Wednesday, October 13, 1999 Published at 16:22 GMT 17:22 UK
EU set to spread east
New members could be accepted in 2003
The European Commission has proposed doubling to 12 the number of countries holding formal talks on joining the European Union.
The EU opened talks with Poland, the Czech Republic, Hungary, Slovenia, Estonia and Cyprus in March 1998.
The Commission has also proposed giving candidate status to Turkey, although no negotiations will be started.
Ankara's human rights record has so far kept Turkey outside the enlargement process but improved relations with Greece - following co-operation over two recent earthquakes - have helped the Turkish cause.
Commission President Roman Prodi said that for the first time since the fall of the Roman Empire there was an opportunity to unite Europe - not by force but on the basis of shared ideals and common rules.

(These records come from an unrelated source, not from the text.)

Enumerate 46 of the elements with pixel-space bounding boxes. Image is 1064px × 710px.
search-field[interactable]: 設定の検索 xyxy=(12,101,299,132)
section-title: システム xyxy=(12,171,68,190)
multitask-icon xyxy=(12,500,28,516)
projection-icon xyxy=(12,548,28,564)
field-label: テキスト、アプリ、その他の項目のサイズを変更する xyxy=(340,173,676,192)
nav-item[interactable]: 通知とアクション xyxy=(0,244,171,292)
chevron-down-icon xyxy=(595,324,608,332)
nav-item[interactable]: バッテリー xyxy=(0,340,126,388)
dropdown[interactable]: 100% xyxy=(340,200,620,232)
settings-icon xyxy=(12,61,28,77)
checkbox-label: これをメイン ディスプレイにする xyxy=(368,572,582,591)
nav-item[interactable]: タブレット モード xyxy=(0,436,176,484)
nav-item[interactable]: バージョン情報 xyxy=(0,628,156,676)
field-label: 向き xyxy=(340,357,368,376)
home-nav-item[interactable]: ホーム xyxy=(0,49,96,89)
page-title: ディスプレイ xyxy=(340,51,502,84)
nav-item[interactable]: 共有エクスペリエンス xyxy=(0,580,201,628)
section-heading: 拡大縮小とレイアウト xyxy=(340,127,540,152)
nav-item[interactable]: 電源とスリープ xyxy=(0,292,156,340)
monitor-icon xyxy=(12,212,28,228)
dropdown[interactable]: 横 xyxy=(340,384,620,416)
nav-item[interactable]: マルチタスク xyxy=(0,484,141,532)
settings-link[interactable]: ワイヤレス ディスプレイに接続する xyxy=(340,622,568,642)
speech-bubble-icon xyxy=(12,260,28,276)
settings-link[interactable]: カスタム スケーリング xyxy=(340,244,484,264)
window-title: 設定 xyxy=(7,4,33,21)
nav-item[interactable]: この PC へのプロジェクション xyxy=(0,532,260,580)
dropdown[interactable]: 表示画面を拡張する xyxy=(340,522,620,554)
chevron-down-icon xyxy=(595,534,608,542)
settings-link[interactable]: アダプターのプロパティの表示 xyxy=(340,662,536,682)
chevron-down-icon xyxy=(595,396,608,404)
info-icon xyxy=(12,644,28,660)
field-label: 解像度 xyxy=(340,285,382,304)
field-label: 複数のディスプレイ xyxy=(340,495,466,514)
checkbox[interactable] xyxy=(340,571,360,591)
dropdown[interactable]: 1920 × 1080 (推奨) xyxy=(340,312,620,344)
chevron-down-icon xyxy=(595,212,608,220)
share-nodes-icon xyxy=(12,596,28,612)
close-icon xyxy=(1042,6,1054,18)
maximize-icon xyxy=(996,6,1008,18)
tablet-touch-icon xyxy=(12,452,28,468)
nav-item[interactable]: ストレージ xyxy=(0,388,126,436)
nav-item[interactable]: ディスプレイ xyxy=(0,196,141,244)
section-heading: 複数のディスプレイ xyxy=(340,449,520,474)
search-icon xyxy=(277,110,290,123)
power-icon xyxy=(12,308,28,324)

It is believed the Commission's policy change on EU enlargement was prompted by the Kosovo crisis, which highlighted the strategic benefit of including the countries of Eastern Europe.
Wednesday's announcement will pave the way for EU leaders to abolish the distinction between first and second tier candidates, at a summit in Helsinki in December.
The Commission says Romania will not become a candidate until it improves its record on caring for orphans and speeds up its economic recovery.
Bulgaria will also have to show it has made economic progress and give a firm date for the closure of a nuclear power plant in Kozloduy.
Talks with the six new candidates should start next year. New members could be accepted as early as the year 2003.